Neural Solver Selection for Combinatorial Optimization

Machine learning has increasingly been employed to solve NP-hard combinatorial optimization problems, resulting in the emergence of neural solvers that demonstrate remarkable performance, even with minimal domain-specific knowledge. To date, the community has created numerous open-source neural solvers with distinct motivations and inductive biases. While considerable efforts are devoted to designing powerful single solvers, our findings reveal that existing solvers typically demonstrate complementary performance across different problem instances. This suggests that significant improvements could be achieved through effective coordination of neural solvers at the instance level. In this work, we propose the first general framework to coordinate the neural solvers, which involves feature extraction, selection model, and selection strategy, aiming to allocate each instance to the most suitable solvers.

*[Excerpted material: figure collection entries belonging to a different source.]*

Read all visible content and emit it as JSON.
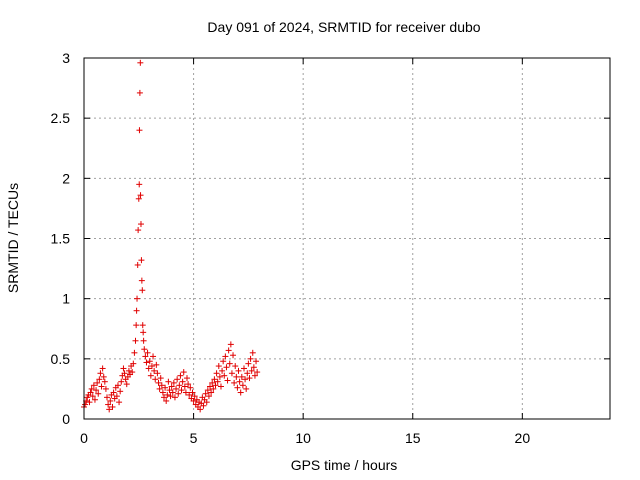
{
  "chart_data": {
    "type": "scatter",
    "title": "Day 091 of 2024, SRMTID for receiver dubo",
    "xlabel": "GPS time / hours",
    "ylabel": "SRMTID / TECUs",
    "xlim": [
      0,
      24
    ],
    "ylim": [
      0,
      3
    ],
    "xticks": [
      0,
      5,
      10,
      15,
      20
    ],
    "yticks": [
      0,
      0.5,
      1,
      1.5,
      2,
      2.5,
      3
    ],
    "ytick_labels": [
      "0",
      "0.5",
      "1",
      "1.5",
      "2",
      "2.5",
      "3"
    ],
    "grid": true,
    "marker": "+",
    "color": "#e00000",
    "series": [
      {
        "name": "SRMTID",
        "points": [
          [
            0.0,
            0.1
          ],
          [
            0.05,
            0.12
          ],
          [
            0.1,
            0.15
          ],
          [
            0.15,
            0.18
          ],
          [
            0.2,
            0.2
          ],
          [
            0.25,
            0.14
          ],
          [
            0.3,
            0.22
          ],
          [
            0.35,
            0.25
          ],
          [
            0.4,
            0.19
          ],
          [
            0.45,
            0.28
          ],
          [
            0.5,
            0.16
          ],
          [
            0.55,
            0.24
          ],
          [
            0.6,
            0.3
          ],
          [
            0.65,
            0.21
          ],
          [
            0.7,
            0.33
          ],
          [
            0.75,
            0.38
          ],
          [
            0.8,
            0.27
          ],
          [
            0.85,
            0.42
          ],
          [
            0.9,
            0.35
          ],
          [
            0.95,
            0.31
          ],
          [
            1.0,
            0.25
          ],
          [
            1.05,
            0.18
          ],
          [
            1.1,
            0.12
          ],
          [
            1.15,
            0.08
          ],
          [
            1.2,
            0.15
          ],
          [
            1.25,
            0.2
          ],
          [
            1.3,
            0.1
          ],
          [
            1.35,
            0.22
          ],
          [
            1.4,
            0.17
          ],
          [
            1.45,
            0.26
          ],
          [
            1.5,
            0.19
          ],
          [
            1.55,
            0.28
          ],
          [
            1.6,
            0.14
          ],
          [
            1.65,
            0.23
          ],
          [
            1.7,
            0.31
          ],
          [
            1.75,
            0.36
          ],
          [
            1.8,
            0.42
          ],
          [
            1.85,
            0.38
          ],
          [
            1.9,
            0.33
          ],
          [
            1.95,
            0.29
          ],
          [
            2.0,
            0.35
          ],
          [
            2.05,
            0.4
          ],
          [
            2.1,
            0.37
          ],
          [
            2.15,
            0.44
          ],
          [
            2.2,
            0.39
          ],
          [
            2.25,
            0.46
          ],
          [
            2.3,
            0.55
          ],
          [
            2.35,
            0.65
          ],
          [
            2.38,
            0.78
          ],
          [
            2.4,
            0.9
          ],
          [
            2.42,
            1.0
          ],
          [
            2.45,
            1.28
          ],
          [
            2.47,
            1.57
          ],
          [
            2.5,
            1.83
          ],
          [
            2.52,
            1.95
          ],
          [
            2.53,
            2.4
          ],
          [
            2.55,
            2.71
          ],
          [
            2.57,
            2.96
          ],
          [
            2.58,
            1.86
          ],
          [
            2.6,
            1.62
          ],
          [
            2.62,
            1.32
          ],
          [
            2.64,
            1.15
          ],
          [
            2.66,
            1.07
          ],
          [
            2.68,
            0.78
          ],
          [
            2.7,
            0.72
          ],
          [
            2.72,
            0.65
          ],
          [
            2.75,
            0.58
          ],
          [
            2.8,
            0.52
          ],
          [
            2.85,
            0.47
          ],
          [
            2.9,
            0.55
          ],
          [
            2.95,
            0.42
          ],
          [
            3.0,
            0.48
          ],
          [
            3.05,
            0.36
          ],
          [
            3.1,
            0.44
          ],
          [
            3.15,
            0.52
          ],
          [
            3.2,
            0.4
          ],
          [
            3.25,
            0.33
          ],
          [
            3.3,
            0.45
          ],
          [
            3.35,
            0.38
          ],
          [
            3.4,
            0.3
          ],
          [
            3.45,
            0.25
          ],
          [
            3.5,
            0.34
          ],
          [
            3.55,
            0.28
          ],
          [
            3.6,
            0.22
          ],
          [
            3.65,
            0.18
          ],
          [
            3.7,
            0.26
          ],
          [
            3.75,
            0.15
          ],
          [
            3.8,
            0.2
          ],
          [
            3.85,
            0.31
          ],
          [
            3.9,
            0.24
          ],
          [
            3.95,
            0.19
          ],
          [
            4.0,
            0.27
          ],
          [
            4.05,
            0.22
          ],
          [
            4.1,
            0.3
          ],
          [
            4.15,
            0.18
          ],
          [
            4.2,
            0.25
          ],
          [
            4.25,
            0.33
          ],
          [
            4.3,
            0.21
          ],
          [
            4.35,
            0.28
          ],
          [
            4.4,
            0.36
          ],
          [
            4.45,
            0.24
          ],
          [
            4.5,
            0.31
          ],
          [
            4.55,
            0.39
          ],
          [
            4.6,
            0.27
          ],
          [
            4.65,
            0.22
          ],
          [
            4.7,
            0.34
          ],
          [
            4.75,
            0.29
          ],
          [
            4.8,
            0.2
          ],
          [
            4.85,
            0.26
          ],
          [
            4.9,
            0.17
          ],
          [
            4.95,
            0.22
          ],
          [
            5.0,
            0.15
          ],
          [
            5.05,
            0.19
          ],
          [
            5.1,
            0.12
          ],
          [
            5.15,
            0.16
          ],
          [
            5.2,
            0.1
          ],
          [
            5.25,
            0.14
          ],
          [
            5.3,
            0.08
          ],
          [
            5.35,
            0.13
          ],
          [
            5.4,
            0.18
          ],
          [
            5.45,
            0.11
          ],
          [
            5.5,
            0.16
          ],
          [
            5.55,
            0.21
          ],
          [
            5.6,
            0.14
          ],
          [
            5.65,
            0.24
          ],
          [
            5.7,
            0.19
          ],
          [
            5.75,
            0.27
          ],
          [
            5.8,
            0.22
          ],
          [
            5.85,
            0.3
          ],
          [
            5.9,
            0.25
          ],
          [
            5.95,
            0.33
          ],
          [
            6.0,
            0.28
          ],
          [
            6.05,
            0.38
          ],
          [
            6.1,
            0.31
          ],
          [
            6.15,
            0.44
          ],
          [
            6.2,
            0.35
          ],
          [
            6.25,
            0.27
          ],
          [
            6.3,
            0.4
          ],
          [
            6.35,
            0.48
          ],
          [
            6.4,
            0.36
          ],
          [
            6.45,
            0.52
          ],
          [
            6.5,
            0.43
          ],
          [
            6.55,
            0.32
          ],
          [
            6.6,
            0.57
          ],
          [
            6.65,
            0.46
          ],
          [
            6.7,
            0.62
          ],
          [
            6.75,
            0.38
          ],
          [
            6.8,
            0.53
          ],
          [
            6.85,
            0.3
          ],
          [
            6.9,
            0.44
          ],
          [
            6.95,
            0.35
          ],
          [
            7.0,
            0.26
          ],
          [
            7.05,
            0.4
          ],
          [
            7.1,
            0.31
          ],
          [
            7.15,
            0.22
          ],
          [
            7.2,
            0.35
          ],
          [
            7.25,
            0.28
          ],
          [
            7.3,
            0.42
          ],
          [
            7.35,
            0.33
          ],
          [
            7.4,
            0.25
          ],
          [
            7.45,
            0.38
          ],
          [
            7.5,
            0.46
          ],
          [
            7.55,
            0.34
          ],
          [
            7.6,
            0.5
          ],
          [
            7.65,
            0.4
          ],
          [
            7.7,
            0.55
          ],
          [
            7.75,
            0.43
          ],
          [
            7.8,
            0.36
          ],
          [
            7.85,
            0.48
          ],
          [
            7.9,
            0.39
          ]
        ]
      }
    ]
  }
}
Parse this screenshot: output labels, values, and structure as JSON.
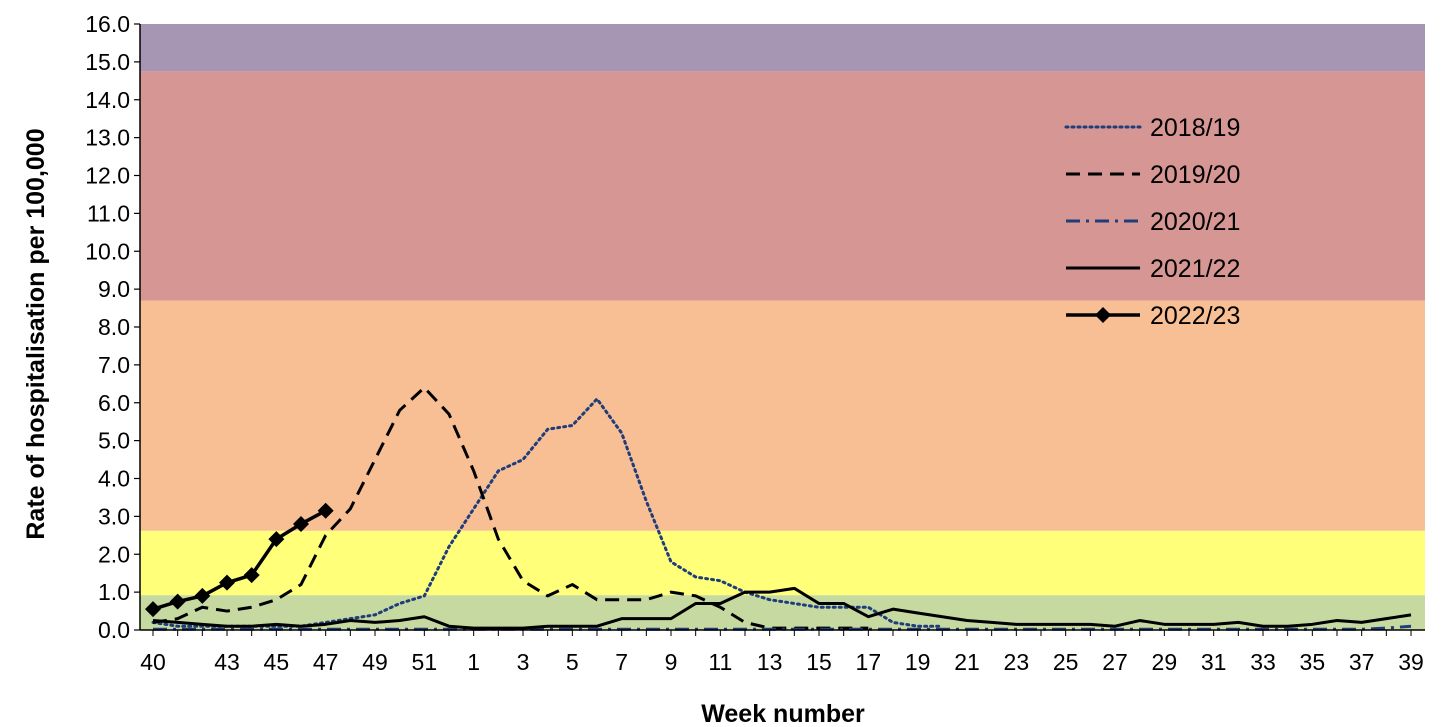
{
  "chart_data": {
    "type": "line",
    "xlabel": "Week number",
    "ylabel": "Rate of hospitalisation per 100,000",
    "ylim": [
      0,
      16
    ],
    "y_ticks": [
      "0.0",
      "1.0",
      "2.0",
      "3.0",
      "4.0",
      "5.0",
      "6.0",
      "7.0",
      "8.0",
      "9.0",
      "10.0",
      "11.0",
      "12.0",
      "13.0",
      "14.0",
      "15.0",
      "16.0"
    ],
    "x": [
      40,
      41,
      42,
      43,
      44,
      45,
      46,
      47,
      48,
      49,
      50,
      51,
      52,
      1,
      2,
      3,
      4,
      5,
      6,
      7,
      8,
      9,
      10,
      11,
      12,
      13,
      14,
      15,
      16,
      17,
      18,
      19,
      20,
      21,
      22,
      23,
      24,
      25,
      26,
      27,
      28,
      29,
      30,
      31,
      32,
      33,
      34,
      35,
      36,
      37,
      38,
      39
    ],
    "x_tick_labels": [
      "40",
      "43",
      "45",
      "47",
      "49",
      "51",
      "1",
      "3",
      "5",
      "7",
      "9",
      "11",
      "13",
      "15",
      "17",
      "19",
      "21",
      "23",
      "25",
      "27",
      "29",
      "31",
      "33",
      "35",
      "37",
      "39"
    ],
    "bands": [
      {
        "from": 0,
        "to": 0.92,
        "color": "#c6d9a0"
      },
      {
        "from": 0.92,
        "to": 2.62,
        "color": "#ffff7a"
      },
      {
        "from": 2.62,
        "to": 8.7,
        "color": "#f8bf94"
      },
      {
        "from": 8.7,
        "to": 14.75,
        "color": "#d69694"
      },
      {
        "from": 14.75,
        "to": 16,
        "color": "#a696b4"
      }
    ],
    "grid": false,
    "legend_position": "top-right",
    "series": [
      {
        "name": "2018/19",
        "style": "dotted",
        "color": "#1f3d7a",
        "values": [
          0.2,
          0.1,
          0.1,
          0.1,
          0.1,
          0.1,
          0.1,
          0.2,
          0.3,
          0.4,
          0.7,
          0.9,
          2.2,
          3.2,
          4.2,
          4.5,
          5.3,
          5.4,
          6.1,
          5.2,
          3.4,
          1.8,
          1.4,
          1.3,
          1.0,
          0.8,
          0.7,
          0.6,
          0.6,
          0.6,
          0.2,
          0.1,
          0.1,
          null,
          null,
          null,
          null,
          null,
          null,
          null,
          null,
          null,
          null,
          null,
          null,
          null,
          null,
          null,
          null,
          null,
          null,
          null
        ]
      },
      {
        "name": "2019/20",
        "style": "dashed",
        "color": "#000000",
        "values": [
          0.2,
          0.3,
          0.6,
          0.5,
          0.6,
          0.8,
          1.2,
          2.5,
          3.2,
          4.5,
          5.8,
          6.4,
          5.7,
          4.2,
          2.4,
          1.3,
          0.9,
          1.2,
          0.8,
          0.8,
          0.8,
          1.0,
          0.9,
          0.6,
          0.2,
          0.05,
          0.05,
          0.05,
          0.05,
          0.05,
          null,
          null,
          null,
          null,
          null,
          null,
          null,
          null,
          null,
          null,
          null,
          null,
          null,
          null,
          null,
          null,
          null,
          null,
          null,
          null,
          null,
          null
        ]
      },
      {
        "name": "2020/21",
        "style": "dashdot",
        "color": "#1f3d7a",
        "values": [
          0.02,
          0.02,
          0.02,
          0.02,
          0.02,
          0.02,
          0.02,
          0.02,
          0.02,
          0.02,
          0.02,
          0.02,
          0.02,
          0.02,
          0.02,
          0.02,
          0.02,
          0.02,
          0.02,
          0.02,
          0.02,
          0.02,
          0.02,
          0.02,
          0.02,
          0.02,
          0.02,
          0.02,
          0.02,
          0.02,
          0.02,
          0.02,
          0.02,
          0.02,
          0.02,
          0.02,
          0.02,
          0.02,
          0.02,
          0.02,
          0.02,
          0.02,
          0.02,
          0.02,
          0.02,
          0.02,
          0.02,
          0.02,
          0.02,
          0.02,
          0.05,
          0.1
        ]
      },
      {
        "name": "2021/22",
        "style": "solid",
        "color": "#000000",
        "values": [
          0.25,
          0.2,
          0.15,
          0.1,
          0.1,
          0.15,
          0.1,
          0.15,
          0.25,
          0.2,
          0.25,
          0.35,
          0.1,
          0.05,
          0.05,
          0.05,
          0.1,
          0.1,
          0.1,
          0.3,
          0.3,
          0.3,
          0.7,
          0.7,
          1.0,
          1.0,
          1.1,
          0.7,
          0.7,
          0.35,
          0.55,
          0.45,
          0.35,
          0.25,
          0.2,
          0.15,
          0.15,
          0.15,
          0.15,
          0.1,
          0.25,
          0.15,
          0.15,
          0.15,
          0.2,
          0.1,
          0.1,
          0.15,
          0.25,
          0.2,
          0.3,
          0.4
        ]
      },
      {
        "name": "2022/23",
        "style": "solid-diamond",
        "color": "#000000",
        "values": [
          0.55,
          0.75,
          0.9,
          1.25,
          1.45,
          2.4,
          2.8,
          3.15,
          null,
          null,
          null,
          null,
          null,
          null,
          null,
          null,
          null,
          null,
          null,
          null,
          null,
          null,
          null,
          null,
          null,
          null,
          null,
          null,
          null,
          null,
          null,
          null,
          null,
          null,
          null,
          null,
          null,
          null,
          null,
          null,
          null,
          null,
          null,
          null,
          null,
          null,
          null,
          null,
          null,
          null,
          null,
          null
        ]
      }
    ]
  }
}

To instantiate, we collect several typical neural solvers with state-of-the-art performance as alternatives, and explore various methods for each component of the framework. We evaluated our framework on two extensively studied combinatorial optimization problems, Traveling Salesman Problem (TSP) and Capacitated Vehicle Routing Problem (CVRP). Experimental results show that the proposed framework can effectively distribute instances and the resulting composite solver can achieve significantly better performance (e.g., reduce the optimality gap by 0.88\% on TSPLIB and 0.71\% on CVRPLIB) than the best individual neural solver with little extra time cost.